Who are the Children?
Thousands of children in North Carolina enter the foster care system each year and range in age from infants to 18 year olds. All children have unique backgrounds, experiences, personalities, strengths and needs.
Some children require care for physical or emotional handicaps and disabilities. Some require help with undisciplined and delinquent behaviors. most foster children do not have a strong sense of self-worth. Many have been victims of neglect and physical or sexual abuse.
All children who are in foster care require special care, support and nurturing.
Who Pays for the Child's Care?
Foster parents receive financial compensation from the placement agency for a child's room, board and other living expenses. Sometimes there are supplemental payments for the care of children with special needs. Medical expenses are also covered for each child.
For the adopted child, adoption subsidy benefits are offered based on the child's individual needs and eligibility. HHS charges no fees to adopt waiting children who are in HHS custody.
You may become a foster or adoptive parent if...
- You are single, married or divorced
- You are of any race, gender or ethnic origin
- You are over the age of 21 years old
- You have stable income and housing
- At least one parent in the home should not be receiving disability
- You provide proof of at least a GED or high school diploma
- You are a working parent
- Your home has no more than a total of 5 children in the home (this includes any birth, relative, foster or adopted children)
- Background checks are made with: the Department of Corrections (DOC), Administrative Office of the Courts (AOC), Sex Offender Registry, FBI & SBI fingerprint checks, and a National Medical Registry of Nurses. Personal references are still required as well.
Steps toward becoming a foster parent...
- Completion of a 30-hour preparation class.
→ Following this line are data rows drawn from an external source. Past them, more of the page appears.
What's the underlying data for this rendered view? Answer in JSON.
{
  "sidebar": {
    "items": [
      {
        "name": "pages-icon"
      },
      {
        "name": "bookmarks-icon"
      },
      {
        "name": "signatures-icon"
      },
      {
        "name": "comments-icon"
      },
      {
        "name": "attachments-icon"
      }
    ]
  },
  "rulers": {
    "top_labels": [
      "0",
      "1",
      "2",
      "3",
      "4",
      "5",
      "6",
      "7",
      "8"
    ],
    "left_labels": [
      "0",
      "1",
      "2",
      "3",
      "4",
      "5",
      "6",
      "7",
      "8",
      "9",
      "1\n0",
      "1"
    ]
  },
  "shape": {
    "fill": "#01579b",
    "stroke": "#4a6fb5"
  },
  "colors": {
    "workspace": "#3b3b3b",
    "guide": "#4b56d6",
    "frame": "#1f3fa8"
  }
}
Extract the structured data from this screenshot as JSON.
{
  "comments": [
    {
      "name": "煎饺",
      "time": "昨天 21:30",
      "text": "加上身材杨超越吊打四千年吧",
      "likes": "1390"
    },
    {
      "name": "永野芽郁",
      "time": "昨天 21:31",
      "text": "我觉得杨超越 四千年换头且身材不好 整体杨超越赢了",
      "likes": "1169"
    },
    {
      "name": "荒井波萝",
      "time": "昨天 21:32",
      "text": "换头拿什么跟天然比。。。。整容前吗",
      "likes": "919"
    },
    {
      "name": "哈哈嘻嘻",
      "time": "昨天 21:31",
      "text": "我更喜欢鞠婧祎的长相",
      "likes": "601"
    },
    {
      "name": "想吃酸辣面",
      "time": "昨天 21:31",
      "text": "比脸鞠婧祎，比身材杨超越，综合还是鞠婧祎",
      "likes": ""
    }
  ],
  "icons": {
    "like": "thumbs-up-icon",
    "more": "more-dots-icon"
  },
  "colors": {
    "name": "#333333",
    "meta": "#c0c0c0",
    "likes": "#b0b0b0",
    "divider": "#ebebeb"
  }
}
Click here for information on the next Foster & Adoptive Parent Class.
- Home study -series of interviews with a social worker to assess family history and determine eligibility
- Home visits by a social worker to ensure safety of children and assess the environmental condition of the home
- Fire inspection
- Physical examination for each family member
- TB test for each adult in the home
- Criminal background check (including fingerprints) for each household member 18 years or older
- Additional background checks that include personal reference checks
- Ongoing training annually
- Must have at least a GED or high school diploma.
- Must attend and complete First Aid & CPR training as well as Blood Bourne Pathogens training.
Steps towards becoming an adoptive parent...
In addition to the requirements and expectations to become a foster parent, adoptive parents will...
- Talk with a Gaston County social worker in a series of interviews to better understand the adoption process
- Provide social worker with proof of financial stability and income
- Work with a social worker to find the right child
- Visit and get to know the child
- Bring your child home
- Have the child for at least three to six months in the adoptive home before completing the adoption process, per North Carolina law
- Legalize the adoption
Group Training Prepares Foster & Adoptive Parents
Once you make the decision to explore the possibility of adoption or foster care, you will take part in a special series of classes known as GPS/MAPP (Group Preparation and Selection/Model Approach to Partnership in Parenting) as part of a group of prospective parents. This 30-hour training is designed to assist you in deciding whether foster parenting or adoption is the right choice for you at this time.
The GPS/MAPP training is a dynamic group experience that will help answer any questions you may have about foster care and adoption. Classes are held at various dates and times throughout the year.
What is Foster Care?
Foster care is a temporary living arrangement for abused, neglected and dependent children who need a safe place to live when parents or another relative cannot take care of them. Often their families face issues such as illness, alcohol and drug addiction, or homelessness.
When the County Department of Health & Human Services (HHS) believes a child is not safe, and a Judge agrees, HHS takes custody of that child and finds a foster home for him or her. Length of stay in foster care varies from a few days to much longer.
The foster family, HHS and the birth family work together to return children to their own homes as quickly as possible.
Foster families are recruited and trained to care for abused and neglected children. These families are licensed to care for foster children temporarily, while their parents work with social work professionals to resolve their family issues. Working as the integral part of a team helps children continue to grow and develop during a time of stress for their families.
Relatives may also be licensed as foster parents. Foster parents may be considered as adoptive parents if their foster child becomes legally cleared for adoption.
After extensive reunification efforts are made to work with birth families, adoption may become the plan for children whose parents have not corrected issues that led to the children being taken into HHS custody. Once these children are legally cleared for adoption, they can be placed in adoptive homes to provide permanence and a forever family.